The Cathedral was built at the end of the 19th century on the land that had been a school of the same name since 1737. It was completed in Baghdad in 1871 after five years of work and was built for the Latin community in the city. During World War I, the Cathedral was turned into a hospital by the Ottomans but after Ottoman defeat, the cathedral returned to a place of worship and was renovated in 1923. During World War II, Polish troops stationed in Baghdad in 1942 and 1943 celebrated Divine Liturgy in the cathedral along with the bishops. One of these bishops, Bishop Joseph Gaolina, has a bronze statue dedicated to him inside the cathedral.

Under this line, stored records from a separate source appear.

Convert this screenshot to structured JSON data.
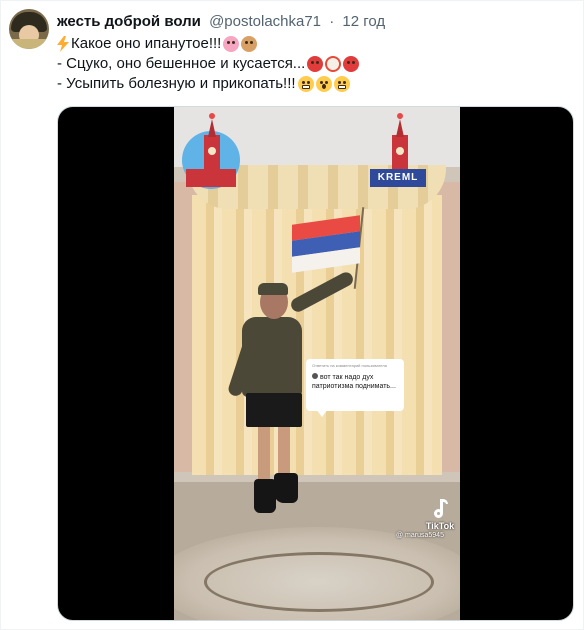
{
  "tweet": {
    "display_name": "жесть доброй воли",
    "handle": "@postolachka71",
    "separator": "·",
    "time": "12 год",
    "lines": [
      {
        "text": "Какое оно ипанутое!!!",
        "emojis": [
          "lightning-icon",
          "pig-face-emoji",
          "dog-face-emoji"
        ]
      },
      {
        "text": "- Сцуко, оно бешенное и кусается...",
        "emojis": [
          "rage-emoji",
          "clown-emoji",
          "rage-emoji"
        ]
      },
      {
        "text": "- Усыпить болезную и прикопать!!!",
        "emojis": [
          "grimace-emoji",
          "scream-emoji",
          "grimace-emoji"
        ]
      }
    ]
  },
  "media": {
    "kremlin_badge": "KREML",
    "comment": {
      "header": "Ответить на комментарий пользователя",
      "body": "вот так надо дух патриотизма поднимать..."
    },
    "watermark": {
      "brand": "TikTok",
      "user": "@ marusa5945"
    },
    "colors": {
      "flag": [
        "#e94a44",
        "#3f5fb4",
        "#f5f2ee"
      ],
      "kremlin_circle": "#5fb3e6",
      "kremlin_badge": "#2f4a9a"
    }
  }
}
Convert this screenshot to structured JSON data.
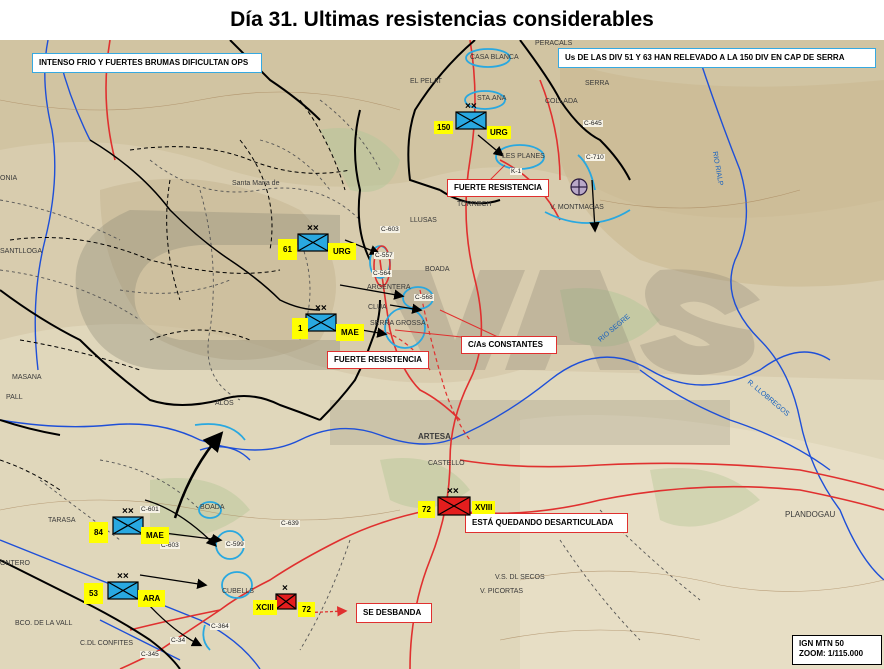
{
  "title": "Día 31. Ultimas resistencias considerables",
  "notes": {
    "weather": "INTENSO FRIO Y FUERTES BRUMAS DIFICULTAN OPS",
    "relief": "Us  DE LAS DIV 51 Y 63 HAN RELEVADO A LA 150 DIV EN CAP DE SERRA",
    "resistance_north": "FUERTE RESISTENCIA",
    "counterattacks": "C/As CONSTANTES",
    "resistance_center": "FUERTE RESISTENCIA",
    "disarticulating": "ESTÁ QUEDANDO DESARTICULADA",
    "disbanding": "SE DESBANDA",
    "scale_line1": "IGN MTN 50",
    "scale_line2": "ZOOM: 1/115.000"
  },
  "units": [
    {
      "id": "150",
      "tag": "URG",
      "size": "XX",
      "side": "nationalist"
    },
    {
      "id": "61",
      "tag": "URG",
      "size": "XX",
      "side": "nationalist"
    },
    {
      "id": "1",
      "tag": "MAE",
      "size": "XX",
      "side": "nationalist"
    },
    {
      "id": "84",
      "tag": "MAE",
      "size": "XX",
      "side": "nationalist"
    },
    {
      "id": "53",
      "tag": "ARA",
      "size": "XX",
      "side": "nationalist"
    },
    {
      "id": "72",
      "tag": "XVIII",
      "size": "XX",
      "side": "republican"
    },
    {
      "id": "XCIII",
      "tag": "72",
      "size": "X",
      "side": "republican"
    }
  ],
  "places": {
    "peracalls": "PERACALS",
    "casa_blanca": "CASA BLANCA",
    "el_pelat": "EL PELAT",
    "sta_ana": "STA.ANA",
    "collada": "COLLADA",
    "serra": "SERRA",
    "les_planes": "LES PLANES",
    "torrech": "TORRECH",
    "montmagas": "V. MONTMAGAS",
    "llusas": "LLUSAS",
    "boada": "BOADA",
    "argentera": "ARGENTERA",
    "clua": "CLUA",
    "serra_grossa": "SERRA GROSSA",
    "santllogar": "SANTLLOGA",
    "masana": "MASANA",
    "alos": "ALOS",
    "artesa": "ARTESA",
    "castello": "CASTELLO",
    "nonia": "ONIA",
    "tarasa": "TARASA",
    "ontero": "ONTERO",
    "cubells": "CUBELLS",
    "boada2": "BOADA",
    "vall": "BCO. DE LA VALL",
    "confites": "C.DL CONFITES",
    "plandogau": "PLANDOGAU",
    "picortas": "V. PICORTAS",
    "del_secos": "V.S. DL SECOS",
    "pall": "PALL",
    "santa_maria": "Santa Maria de"
  },
  "roads": {
    "c645": "C-645",
    "c710": "C-710",
    "k1": "K-1",
    "c603": "C-603",
    "c557": "C-557",
    "c564": "C-564",
    "c568": "C-568",
    "c601": "C-601",
    "c603b": "C-603",
    "c639": "C-639",
    "c599": "C-599",
    "c345": "C-345",
    "c344": "C-34",
    "c364": "C-364"
  },
  "rivers": {
    "rio_rialp": "RIO RIALP",
    "rio_segre": "RIO SEGRE",
    "llobregos": "R. LLOBREGOS"
  },
  "colors": {
    "nationalist_fill": "#29a8e0",
    "republican_fill": "#e41e1e",
    "label_bg": "#ffff00",
    "front_line": "#000000",
    "river": "#1e4fd8",
    "road": "#e0302f",
    "annotation_box_border_red": "#e0302f",
    "annotation_box_border_blue": "#36a9e1"
  },
  "icons": {
    "objective": "crosshair-circle-icon",
    "nationalist_unit": "infantry-division-symbol-icon",
    "republican_unit": "infantry-division-symbol-icon"
  }
}
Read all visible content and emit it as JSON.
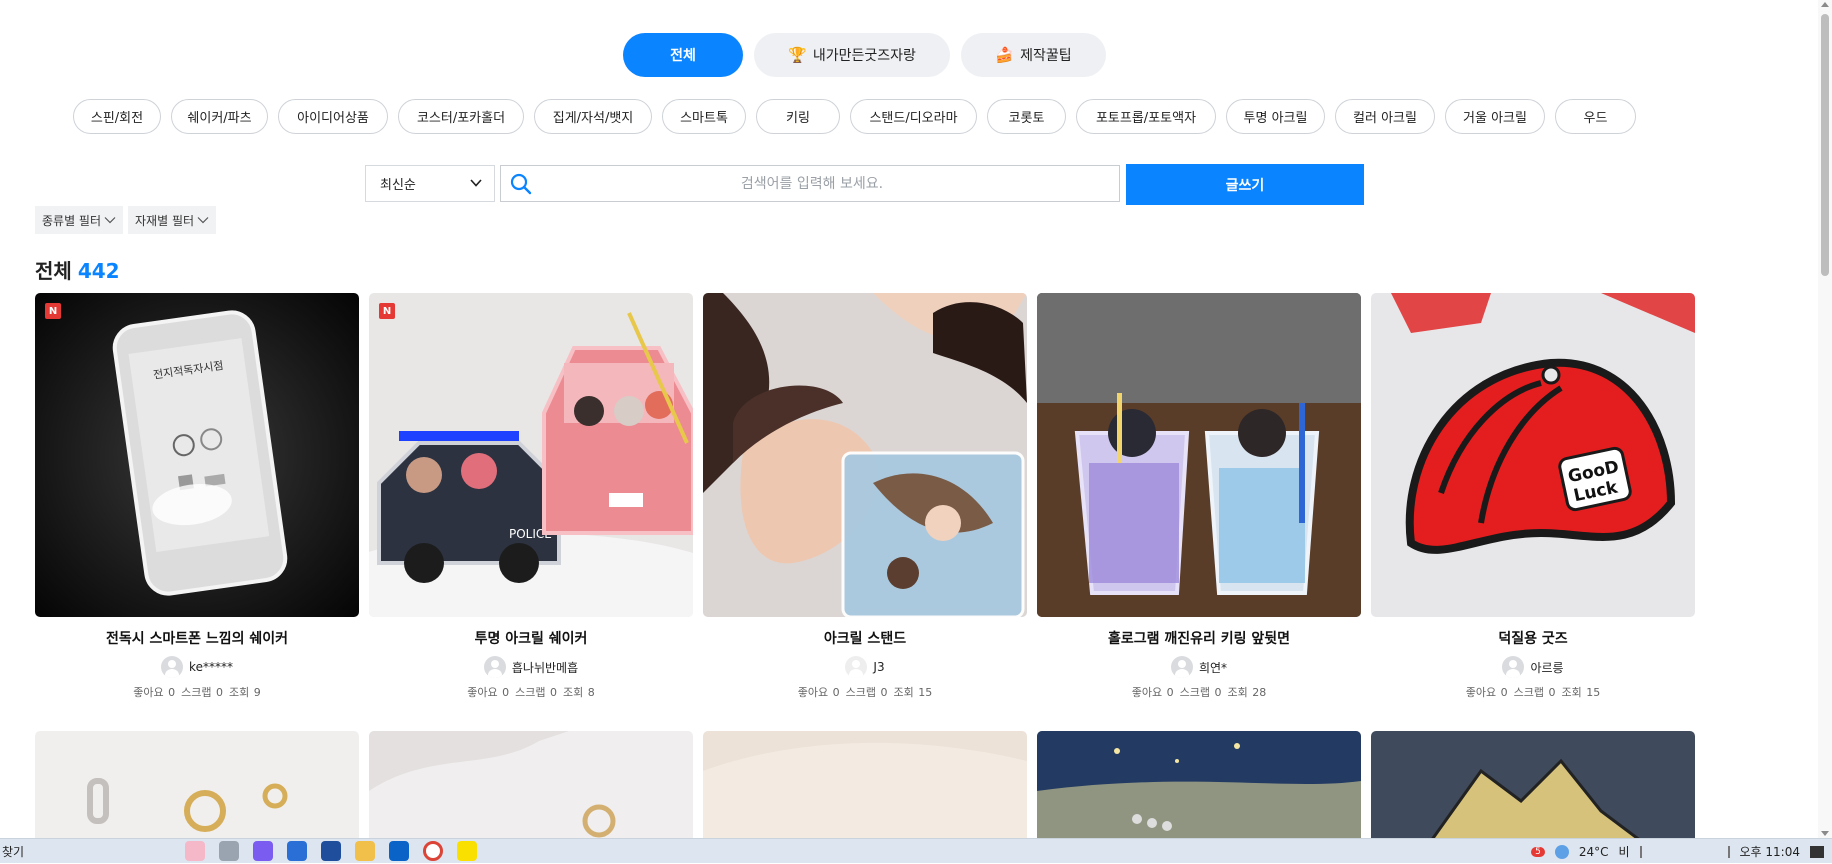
{
  "top_tabs": [
    {
      "label": "전체",
      "icon": "",
      "active": true
    },
    {
      "label": "내가만든굿즈자랑",
      "icon": "🏆",
      "active": false
    },
    {
      "label": "제작꿀팁",
      "icon": "🍰",
      "active": false
    }
  ],
  "subcategories": [
    "스핀/회전",
    "쉐이커/파츠",
    "아이디어상품",
    "코스터/포카홀더",
    "집게/자석/뱃지",
    "스마트톡",
    "키링",
    "스탠드/디오라마",
    "코롯토",
    "포토프롭/포토액자",
    "투명 아크릴",
    "컬러 아크릴",
    "거울 아크릴",
    "우드"
  ],
  "sort": {
    "selected": "최신순"
  },
  "search": {
    "placeholder": "검색어를 입력해 보세요.",
    "value": ""
  },
  "write_button": "글쓰기",
  "filters": [
    "종류별 필터",
    "자재별 필터"
  ],
  "heading": {
    "label": "전체",
    "count": "442"
  },
  "cards": [
    {
      "title": "전독시 스마트폰 느낌의 쉐이커",
      "author": "ke*****",
      "likes": "좋아요 0",
      "scraps": "스크랩 0",
      "views": "조회 9",
      "is_new": true,
      "badge": "N"
    },
    {
      "title": "투명 아크릴 쉐이커",
      "author": "흡나뉘반메흡",
      "likes": "좋아요 0",
      "scraps": "스크랩 0",
      "views": "조회 8",
      "is_new": true,
      "badge": "N"
    },
    {
      "title": "아크릴 스탠드",
      "author": "J3",
      "likes": "좋아요 0",
      "scraps": "스크랩 0",
      "views": "조회 15",
      "is_new": false
    },
    {
      "title": "홀로그램 깨진유리 키링 앞뒷면",
      "author": "희연*",
      "likes": "좋아요 0",
      "scraps": "스크랩 0",
      "views": "조회 28",
      "is_new": false
    },
    {
      "title": "덕질용 굿즈",
      "author": "아르릉",
      "likes": "좋아요 0",
      "scraps": "스크랩 0",
      "views": "조회 15",
      "is_new": false
    }
  ],
  "taskbar": {
    "search_label": "찾기",
    "weather": "24°C",
    "weather_extra": "비",
    "time": "오후 11:04",
    "notification_count": "5"
  },
  "colors": {
    "accent": "#0a84ff",
    "badge_red": "#e53935",
    "tab_bg": "#eef0f3"
  }
}
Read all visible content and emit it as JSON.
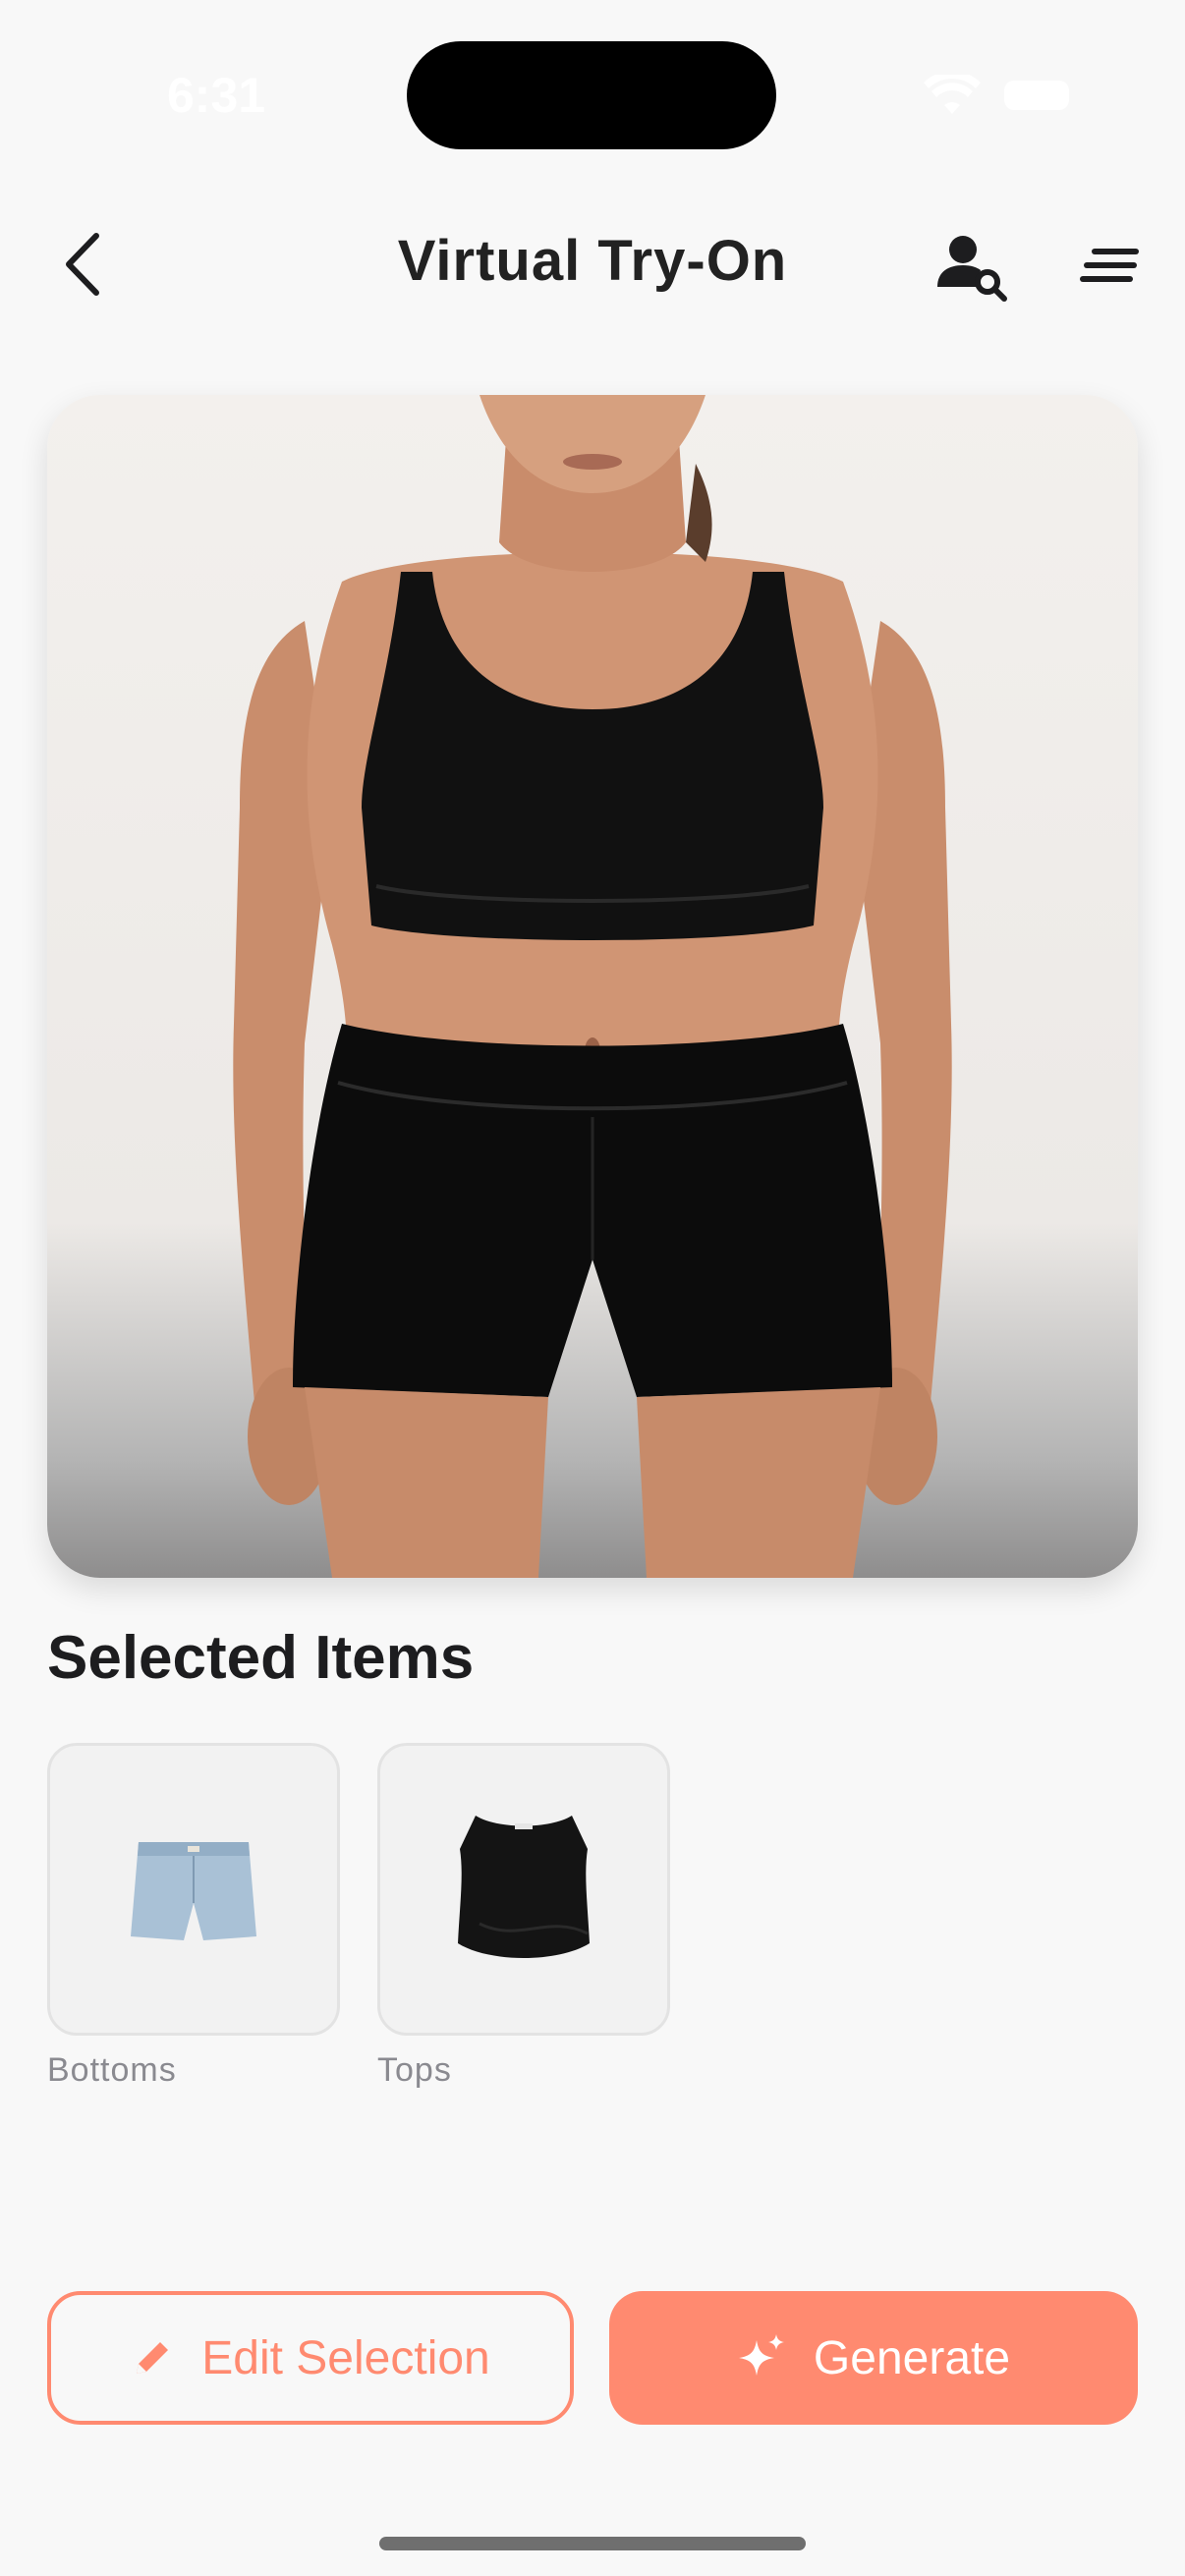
{
  "status": {
    "time": "6:31"
  },
  "header": {
    "title": "Virtual Try-On"
  },
  "icons": {
    "back": "chevron-left-icon",
    "profile_search": "person-search-icon",
    "menu": "sort-lines-icon",
    "edit": "pencil-icon",
    "generate": "sparkles-icon"
  },
  "section": {
    "title": "Selected Items"
  },
  "items": [
    {
      "label": "Bottoms"
    },
    {
      "label": "Tops"
    }
  ],
  "actions": {
    "edit_label": "Edit Selection",
    "generate_label": "Generate"
  },
  "colors": {
    "accent": "#ff8a70",
    "title": "#222222",
    "caption": "#8a8a90"
  }
}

In recent years, the cathedral is suffering from neglect due to government oversight and is in dire need of restoration. The paint of the exterior and dome are worn out and require extensive restoration, and the exterior joints must be treated to ensure the roof is waterproof. It has also been suffering from inconvenience due to the Shorja market it is surrounded by and the exodus of Christians from the areas that surround the Church to more modern neighborhoods in the city. Despite this, the cathedral remains one of the most important landmarks for Christians living in the old Christian quarter of Baghdad.

== Architecture ==
The cathedral is built in Iraqi architecture and uses traditional bricks that were used in Iraq to build structures, including both mosques and churches. The walls of the cathedral are 4 meters thick in order to keep warmth during winter and keep cool in the summer and its level of the foundations are slightly below street level due to subsidence of the ground. All the doors and windows are of the building are embowed, representing an Abbasid-inspired architecture. The building is topped with a 32 meters hemispherical dome with a circular cylinder and windows at the level of the church wing and at the top is a cross. The churchyard contains a graveyard that includes the tombs of the Carmelite fathers, the founders of the Church, as well as graves of monks and nuns. The tomb of Anastase-Marie al-Karmali is also located here.

==See also==
- Christianity in Iraq
- Roman Catholicism in Iraq
- St. Joseph's Cathedral (disambiguation)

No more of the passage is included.